Pre-draft measurables
| Height | Weight | Arm length | Hand span | Wingspan | Bench press |
| 6 ft 5+1⁄4 in (1.96 m) | 328 lb (149 kg) | 34 in (0.86 m) | 10+1⁄2 in (0.27 m) | 6 ft 9+1⁄2 in (2.07 m) | 27 reps |
All values from Pro Day

===Denver Broncos===
Wilkinson signed with the Denver Broncos as an undrafted free agent on May 11, 2017. He was waived by the Broncos on September 2, and was re-signed to the practice squad the following day. Wilkinson was promoted to the active roster on October 21.

Wilkinson signed a one-year restricted free agent tender with the Broncos on April 18, 2020. He was placed on the active/physically unable to perform list at the start of training camp on July 28, and moved back to the active roster six days later. Wilkinson started the first three games of 2020 at right tackle before being placed on injured reserve on September 30, with a fractured shinbone. He was activated on November 21.

===Chicago Bears===
Wilkinson signed a one-year contract with the Chicago Bears on March 23, 2021.

===Atlanta Falcons (first stint)===
On March 17, 2022, Wilkinson signed a one-year contract with the Atlanta Falcons. He was named the starting left guard to begin the season. He started seven games before being placed on injured reserve on November 5. Wilkerson was activated on December 17.

===Arizona Cardinals===
On April 5, 2023, Wilkinson signed with the Arizona Cardinals. He was named the Cardinals' starting left guard to begin the regular season. Wilkerson was placed on injured reserve on October 28, with a neck injury. He was activated on December 16.
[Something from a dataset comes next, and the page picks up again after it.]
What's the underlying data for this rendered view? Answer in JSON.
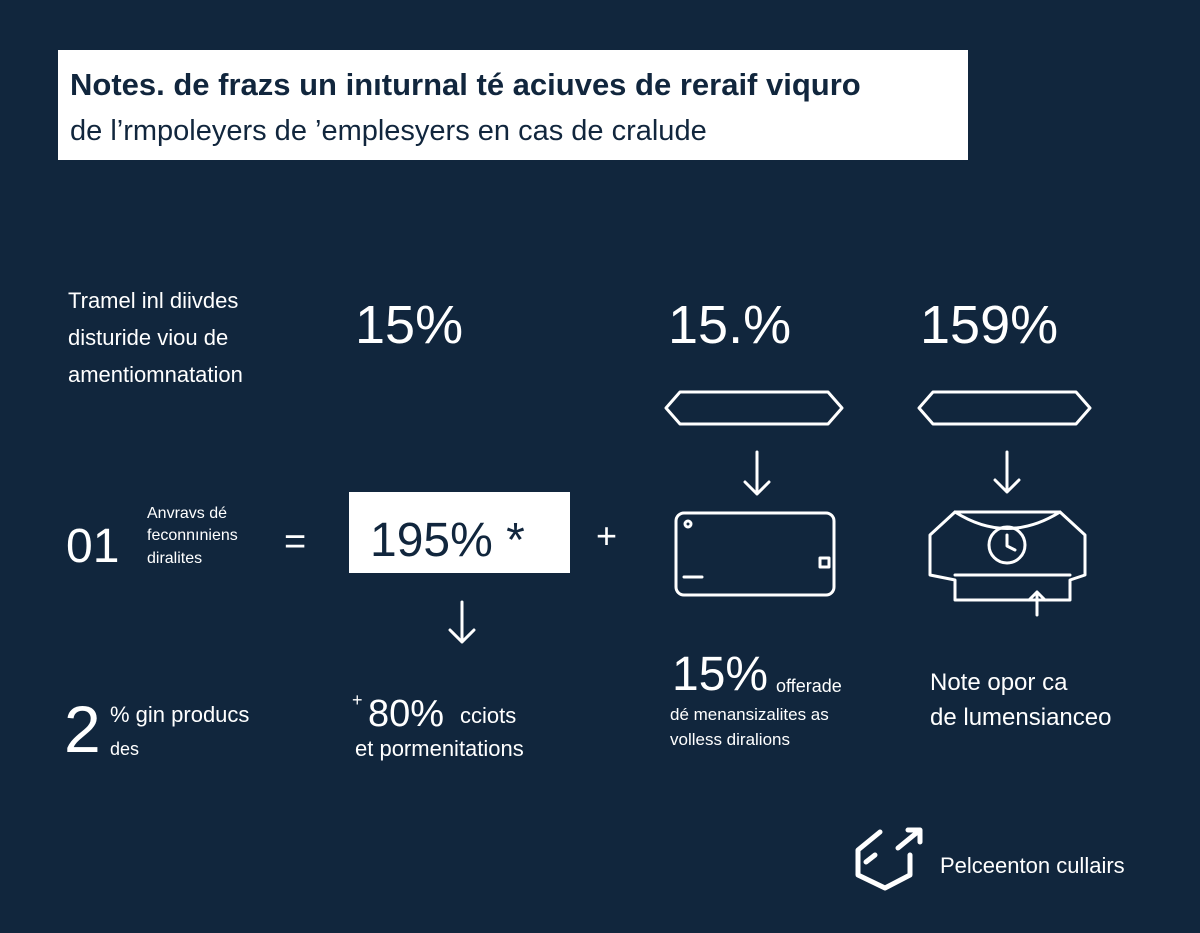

On March 13, 2024, Wilkinson re-signed with the Cardinals. He was released by Arizona as part of the team's final roster cuts on August 27.

===Atlanta Falcons (second stint)===
On August 30, 2024, Wilkinson was signed to the practice squad of the Atlanta Falcons, returning to the team that he started nine games for during the 2022 season. He was promoted to the active roster on September 24.

===Arizona Cardinals (second stint)===
On March 12, 2026, Wilkinson signed a two-year, $6.25 million contract with the Arizona Cardinals.

==Personal life==
Born in the United States, Wilkinson is of Puerto Rican descent.